The Stamp AtlasThe Stamp Atlas by W. Raife Wellsted and Stuart Rossiter, published 1986 by Facts On File. APRL call number: G1046 .P8 W456s 1986

We all know that collecting stamps can improve your knowledge of geography, and the pages of this magazine demonstrate that philatelists are often interested in the history of the countries they collect beyond the postal system. The Stamp Atlas provides that background, from large areas of the world to specific stamp-issuing entities. It includes color maps, but also narratives, illustrations, and photographs, focusing on postal systems and postage stamps, but including plenty of contextual information.

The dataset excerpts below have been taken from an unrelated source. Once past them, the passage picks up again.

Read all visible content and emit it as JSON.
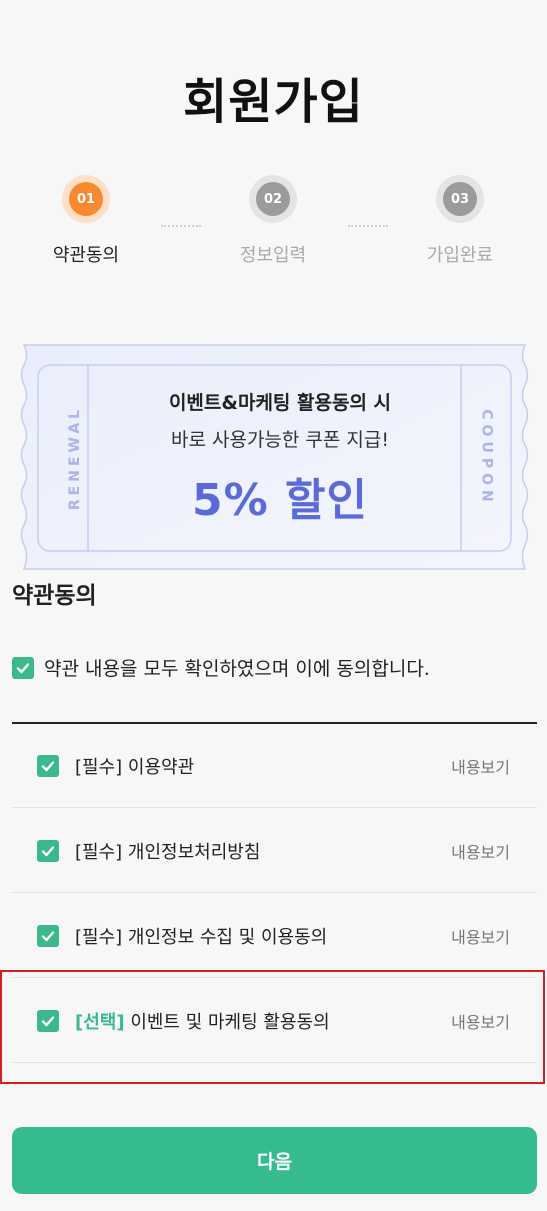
{
  "header": {
    "title": "회원가입"
  },
  "steps": [
    {
      "number": "01",
      "label": "약관동의",
      "active": true
    },
    {
      "number": "02",
      "label": "정보입력",
      "active": false
    },
    {
      "number": "03",
      "label": "가입완료",
      "active": false
    }
  ],
  "coupon": {
    "left_text": "RENEWAL",
    "right_text": "COUPON",
    "line1": "이벤트&마케팅 활용동의 시",
    "line2": "바로 사용가능한 쿠폰 지급!",
    "highlight": "5% 할인"
  },
  "terms": {
    "section_title": "약관동의",
    "all_agree_label": "약관 내용을 모두 확인하였으며 이에 동의합니다.",
    "all_agree_checked": true,
    "items": [
      {
        "tag": "[필수]",
        "label": "이용약관",
        "view": "내용보기",
        "checked": true
      },
      {
        "tag": "[필수]",
        "label": "개인정보처리방침",
        "view": "내용보기",
        "checked": true
      },
      {
        "tag": "[필수]",
        "label": "개인정보 수집 및 이용동의",
        "view": "내용보기",
        "checked": true
      },
      {
        "tag": "[선택]",
        "label": "이벤트 및 마케팅 활용동의",
        "view": "내용보기",
        "checked": true
      }
    ]
  },
  "footer": {
    "next_label": "다음"
  },
  "colors": {
    "accent": "#35bb8c",
    "step_active": "#f7892e",
    "coupon_text": "#5a6bd8",
    "highlight_border": "#d81f1f"
  }
}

The World Encyclopedia of Stamps & Stamp CollectingThe World Encyclopedia of Stamps & Stamp Collecting by James A. Mackay, published 2006 by Lorenz Books (London). APRL call number: HE6215 .M153cg

This glossy book, with numerous color illustrations throughout, includes two major sections: A Guide to Collecting Stamps, and The World Directory of Stamps. The first section provides a summary of the different types of postage stamps and tips for starting a collection. The second section goes around the world by region, giving some history and showing some of the stamps produced in that region. For example, the section on Eastern Scandinavia includes brief descriptions of the countries and their stamps, as well as call-outs on specific topics (master engraver Czeslaw Slania, Vikings in Stamps).

This book can be a useful reference for the philatelist, as well as an attractive coffee table book for explaining the hobby to non-collectors.

The Buyers GuideThe Buyers Guide: Get the Most for Your Stamp Collecting Dollar (2nd edition) by Stephen R. Datz, published 2000 by General Philatelic Corporation.

Though it doesn’t contain the details listed in larger or more specialized books, Datz’ slim volume is a handy guide for the U.S. collector. Member Ray Hutter says he studies this book before attending a stamp show, “and I am not concerned about walking away from a pressure-dealer because I know what I want.”

Official Stamp Collector's BibleThe Official Stamp Collector’s Bible by Stephen R. Datz, published 2003 by House of Collectibles.

Datz packs a wealth of information into this paperback — from general background on stamp collecting to tips for buying and selling at auction. It also includes handy references even more experienced collectors will turn to again and again, such as philatelic terms in various languages and current and former country names. While some of the information may be a little dated, features such as the foreign stamp identifier make it, as member Blain Roman writes, a “go-to book.”

Post DatesPost Dates: A Chronology of Intriguing Events in the Mails and Philately by Kenneth A. Wood, published 1985 by Van Dahl Publications.

While not “essential,” this book may help you enjoy your own collection more. As member John Blakemore writes, it is “full of interesting surprises.” You might not have a rare gem like the one-cent magenta in your collection, but you might have the first one of something!







Resource of the Month: Mellone’s FDC Catalogs

One of the endearing areas of enjoyment in philately over the years has been, and to a large extent still is, the discovery and collecting of first day covers, also known as first day cachets (FDC’s). With their printed designs or inventive inscriptions adding color and sometimes context to the issued stamp, they provide a welcome element of color and artistic design to a first day cover usually issued in the commemoration of a particular thematic, historical or philatelic event. FDC’s can commemorate everything from a first flight, a moon landing, or the Super Bowl. These one-of-a-kind cachets are made  by individuals, private companies or in some cases by a government for first day of issue stamp events. Here in the U.S. the first cacheted FDC was produced by prominent philatelist and cachetmaker George Ward Linn in 1923, for the Harding Memorial stamp issue of the same year.